Skip ahead a few thousand years and the politicians are wanting to catch Jesus in a trap. The question is: should taxes be paid. This was certainly the unanswerable question because Jesus was going to alienate the politicians or the Jews. No way to get of this one…or is there. The question is a political one and the expectation is that it would be answered in the same fashion.

Jesus responds with a theologically by asking for a coin and asking whose inscription is on it? And then give to Caesar what is Caesar’s and give to God what is God’s. and the scribes and Pharisees simply say huh! And walk away.

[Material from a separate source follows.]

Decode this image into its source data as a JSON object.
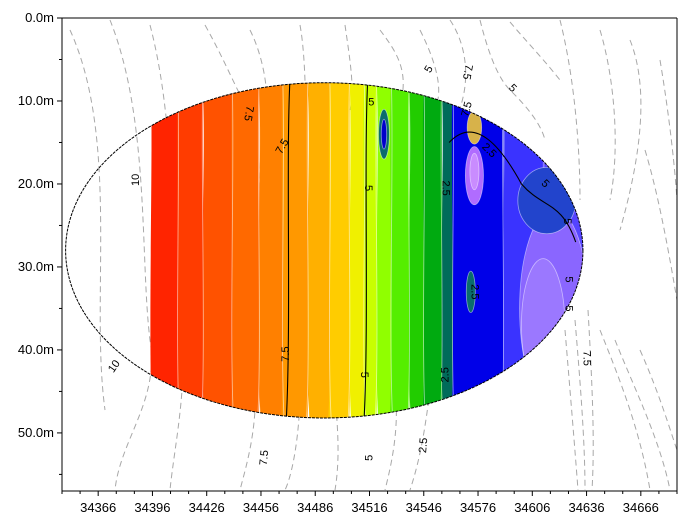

God is after something considerable more valuable than our money, God is looking for us. Our hearts, minds, bodies and souls. God smiles at our curiosity and places in our way all sorts of ways to be in awe of God. Always enough to keep us seeking and never enough to totally and completely discover. In an age that demands quick, neat, clean answers our God simply says; look around, look in the mirror. One of the greatest attributes of God and Jesus for me is that there is always something new. No matter how many times I have preached the lectionary, no matter how many bible studies, no matter how many documentaries and studies there are about God and Jesus, there is always something new. A new aha moment, a, I never looked at it that way before and new insight form a new perspective. God is not revealed in a moment and then shelved for all time. Remember the ancient stories of God; do not put me in a box, do build stone around me, a simple open flapped tent will do so that I may be in the midst of the people. It is we humans that wanted to define God, Box God in, package God up neatly and wrap God up with ribbon and bow. But God says no, I will be a mystery and curiosity for the people so that will not lose interest. And it has been that way forever.

The paradox is: that the harder we look for God the more elusive God becomes. If we just stop…God becomes nearer than we ever imagined. Our ego designed constructs keep God at a distance, our opening to mystery and wonder draw God closer.

Jesus asks; whose image is on the coin?

Jesus says; you shall love the Lord your God with all your heart, mind, body and spirit and there is more, you shall love your neighbour. Then maybe, just maybe we glimpse God.

God says: I know you by name, I have imprinted my name on your heart, you have found grace in my sight.

So yes, give the finite coins to Caesar…but give your infinite heart to God.